Engine power for a ultralight

[XXavier]

I agree with J.R. and Antony.

The definition I use for Lift to drag ratio (L/D) is the lift of an airfoil divided by the drag of the airfoil.

In my opinion it does not go to zero because a gyroplane is not moving forward (a vertical descent) because part of the airfoil is still providing lift and the airfoil still has drag as it provides lift.

The definition I use for Glide Ratio is the distance the aircraft flies forward divided by the sink.

There is much more involved in Glide Ratio than the L/D ratio of the airfoil.

In my opinion Glide Ratio is what goes to zero in a vertical descent.

Glide ratio and L/D are numerically identical for any aircraft.

Think of that aircraft falling vertically. There is an aerodynamic force acting on it. Now, the conventional definition of lift is the component of that force perpendicular to the relative wind. It's quite obvious that, in the case of any object falling in vertical direction, that componente is zero, because if it weren't zero, the fall wouldn't be vertical...

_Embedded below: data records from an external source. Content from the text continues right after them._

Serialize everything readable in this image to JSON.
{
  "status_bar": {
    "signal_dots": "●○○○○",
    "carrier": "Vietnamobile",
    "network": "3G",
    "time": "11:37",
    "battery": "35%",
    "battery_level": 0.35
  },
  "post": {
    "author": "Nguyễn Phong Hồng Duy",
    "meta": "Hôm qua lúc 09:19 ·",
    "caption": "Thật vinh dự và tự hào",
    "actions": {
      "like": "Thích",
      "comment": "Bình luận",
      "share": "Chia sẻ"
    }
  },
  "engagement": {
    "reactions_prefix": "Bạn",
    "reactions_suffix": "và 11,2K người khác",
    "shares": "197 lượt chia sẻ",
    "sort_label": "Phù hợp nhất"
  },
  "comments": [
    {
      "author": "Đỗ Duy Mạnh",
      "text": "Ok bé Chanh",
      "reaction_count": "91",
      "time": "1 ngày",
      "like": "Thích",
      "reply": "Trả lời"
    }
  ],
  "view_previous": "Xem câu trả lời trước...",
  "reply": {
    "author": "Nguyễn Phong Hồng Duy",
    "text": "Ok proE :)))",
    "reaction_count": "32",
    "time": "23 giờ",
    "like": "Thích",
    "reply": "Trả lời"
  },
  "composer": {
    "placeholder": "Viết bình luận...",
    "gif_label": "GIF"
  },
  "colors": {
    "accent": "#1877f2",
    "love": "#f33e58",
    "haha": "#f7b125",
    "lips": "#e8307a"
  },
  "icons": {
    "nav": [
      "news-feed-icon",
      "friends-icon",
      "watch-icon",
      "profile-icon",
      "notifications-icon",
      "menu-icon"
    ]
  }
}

Well, we now now that L is zero. Hence, L/D must be zero... And the glide ratio, being numerically identical to L/D, is zero too...

Yes, there may be parts of the falling object, like blades or fins, where –locally– a certain lift does exist, but globally considered, the whole lift of that falling object is zero.

 

[Vance]

Glide ratio and L/D are numerically identical for any aircraft.

In my opinion an unwillingness to separate the L/D of the airfoil (rotor blade) from the glide ratio of the aircraft limits an understanding of how a rotorcraft flies.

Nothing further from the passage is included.